Location: Trieste, - Italy
Client: TAL OIL Group - SIOT - Società Italiana per l’Oleodotto Transalpino S.p.A
Period: 200- 2013Project services: Landscape General project
Work progress status: Ongoing project
Project services: Head leader; coordination and landscaping
Consulents: F&M Ingegneria - Venice (geotechnics and structures); ILF Consulting Engineers Austria GmbH (pipe stress and pressure surge analysis, flexibility analysis, TL relocation); F. Messina, A. Coppola, M. Diminich, S. Forchiassin - Siot (infrastructure management)
Photography: Stefano Graziani, Erika Skabar
Work progress status: Completed
Situated in the Bay of Muggia in the Gulf of Trieste, the maritime terminal of the Transalpine Oil Pipeline is used for the unloading of the crude, which is then conveyed from the Port of Trieste to the Bavaria and Baden-Württemberg regions in Germany.
Tal Oil has set up a planning procedure aimed at implementing the safety of the logistical system and updating the infrastructure to the strictest safety and environmental protection standards adopted in the Oil & Gas industry and international best practices.
The application of a coherent design vision guarantees the integrated management of the various specialist activities involved (landscaping and environmental, geotechnical and structural, and pipeline system and management) and supplies a shared, efficient infrastructure solution which is able to restore a landscape of potentially even greater value than the initial level.
What do we mean when we speak of an infrastructural landscape project?
For a development, to be accessible and attractive to its users, it is essential to provide fully effective logistic system. This is because infrastructure platforms underpin how urban areas function, how they generate wealth and how they create a basis for inclusive and sustainable growth. This aim is subject to key factors which may be defined as policy objectives: efficiency and sustainability.
The logistics policies - mainly of a socioeconomic, transport and environmental nature - are of necessity pursued by means of interdependent tools and values, with a view to ensuring greater accessibility rather than increased environmental and/or tax costs.
However, despite infrastructure is expensive and has, hopefully, a long lifespan, is still often left behind as residual space/landscape. Exploring the emerging infrastructure becomes critical to recognize its role as an integral part of the system, rather than as a stand-alone element that may require "special" consideration.
Such a perspective calls for an interdisciplinary approach. The dynamic interactions between infrastructure, land management, biodiversity conservation and landscape values may become a driver in getting a more complex and therefore comprehensive inter-related context.
To reach those goals we need to make some challenging decisions about the way we use, manage, and interact with landscape.
We are more convinced than ever today that the landscape cannot be regarded as an exceptional part of our heritage, but also as an everyday phenomenon which extends to the entire territorial network. However, the cultural dimension of landscapes has been neither adequately studied nor considered “mainstream” in contemporary landscape ecology.
To move forward, we need to develop a deeper understanding of cultural landscapes, and connect culture with nature more consciously and more effectively in landscape ecological research. Wider-reaching landscape solutions should be guided by ecological, physical, social and ethical factors and most importantly, be realistic, place-specific, time-enduring and time-responsive.

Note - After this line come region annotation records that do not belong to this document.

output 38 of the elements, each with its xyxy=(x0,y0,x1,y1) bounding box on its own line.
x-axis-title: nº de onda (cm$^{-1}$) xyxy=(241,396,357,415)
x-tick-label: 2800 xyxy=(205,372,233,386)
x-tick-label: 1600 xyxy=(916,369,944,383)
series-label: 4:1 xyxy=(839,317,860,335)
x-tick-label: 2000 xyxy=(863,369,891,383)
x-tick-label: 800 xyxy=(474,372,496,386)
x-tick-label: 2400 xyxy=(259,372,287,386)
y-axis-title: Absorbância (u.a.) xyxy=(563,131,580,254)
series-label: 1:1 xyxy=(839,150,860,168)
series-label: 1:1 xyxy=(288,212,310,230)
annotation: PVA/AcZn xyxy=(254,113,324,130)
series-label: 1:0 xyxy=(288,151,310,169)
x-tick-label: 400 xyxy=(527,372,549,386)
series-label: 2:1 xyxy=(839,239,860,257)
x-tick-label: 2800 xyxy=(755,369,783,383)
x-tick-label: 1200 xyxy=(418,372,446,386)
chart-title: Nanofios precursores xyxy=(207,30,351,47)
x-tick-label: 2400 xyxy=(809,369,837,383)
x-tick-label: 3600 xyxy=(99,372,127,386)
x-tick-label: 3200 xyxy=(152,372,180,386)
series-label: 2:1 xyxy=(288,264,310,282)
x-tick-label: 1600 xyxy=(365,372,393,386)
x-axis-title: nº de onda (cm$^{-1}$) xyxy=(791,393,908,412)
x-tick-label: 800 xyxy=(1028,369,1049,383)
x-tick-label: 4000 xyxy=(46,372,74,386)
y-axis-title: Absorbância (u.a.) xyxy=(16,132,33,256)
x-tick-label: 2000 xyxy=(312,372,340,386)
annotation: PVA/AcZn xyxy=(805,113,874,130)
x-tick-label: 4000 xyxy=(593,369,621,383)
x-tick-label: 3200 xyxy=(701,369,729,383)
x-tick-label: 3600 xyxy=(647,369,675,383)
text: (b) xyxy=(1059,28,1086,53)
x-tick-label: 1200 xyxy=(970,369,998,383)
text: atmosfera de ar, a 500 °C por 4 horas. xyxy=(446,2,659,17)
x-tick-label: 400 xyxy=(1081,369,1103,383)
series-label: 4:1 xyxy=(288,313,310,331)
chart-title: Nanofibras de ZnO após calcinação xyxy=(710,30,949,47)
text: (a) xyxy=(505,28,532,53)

The need to rethink the landscape
The creation of the landscape is not immediate, but the result of a development process, but what do we mean when we speak of an infrastructural landscape project? What are we suggesting, and who decides to go ahead with it? What does it do, and how? Developing a landscape project isn't just something that we do, as the landscape is a relations-based concept, in which the territory and our presence within it are interwoven.
In this sense, I believe the perception of the landscape is something closer to a practice or a way of living rather than something which we merely contemplate. A technique for living (Foucault) which helps us understand the connection with the natural world, take stock of our uncertainties and develop the ability to live the poetic aspect of life, in a full awareness of the complexity of the reality around us.
Our awareness of the landscape is reviving today, even though our entirely justified concerns over environmental balance take prevalence, and substantially reduce the notion of the landscape to the physical and biological concept of the environment.
It is within this complexity that the infrastructural landscape of the Oil Pipeline has been constructed.
Given the potential for development of the degraded area, the need to reduce environmental risk and optimise the way in which the land is occupied, the dimensions of the piping structures and their anchorage points, the reorganisation of the road layout and the realignment of the edges, the relations involved are many and various. All this explains the correspondence between the load-bearing structure and the piping and the colours selected, the maintenance routes and seating layouts, the planting of white poplars, broom, wild rose bushes and meadows with wild flowers to attract birds and insects, in an interweave with the coastal settlements which open out towards the sea.
In conclusion, can the landscape experience be strong enough to exploit the link between the parts and the whole and develop that natural tendency of the human mind to place the information received within a context? And to engender a sense of responsibility for belonging to the place while we contribute to making it a reality?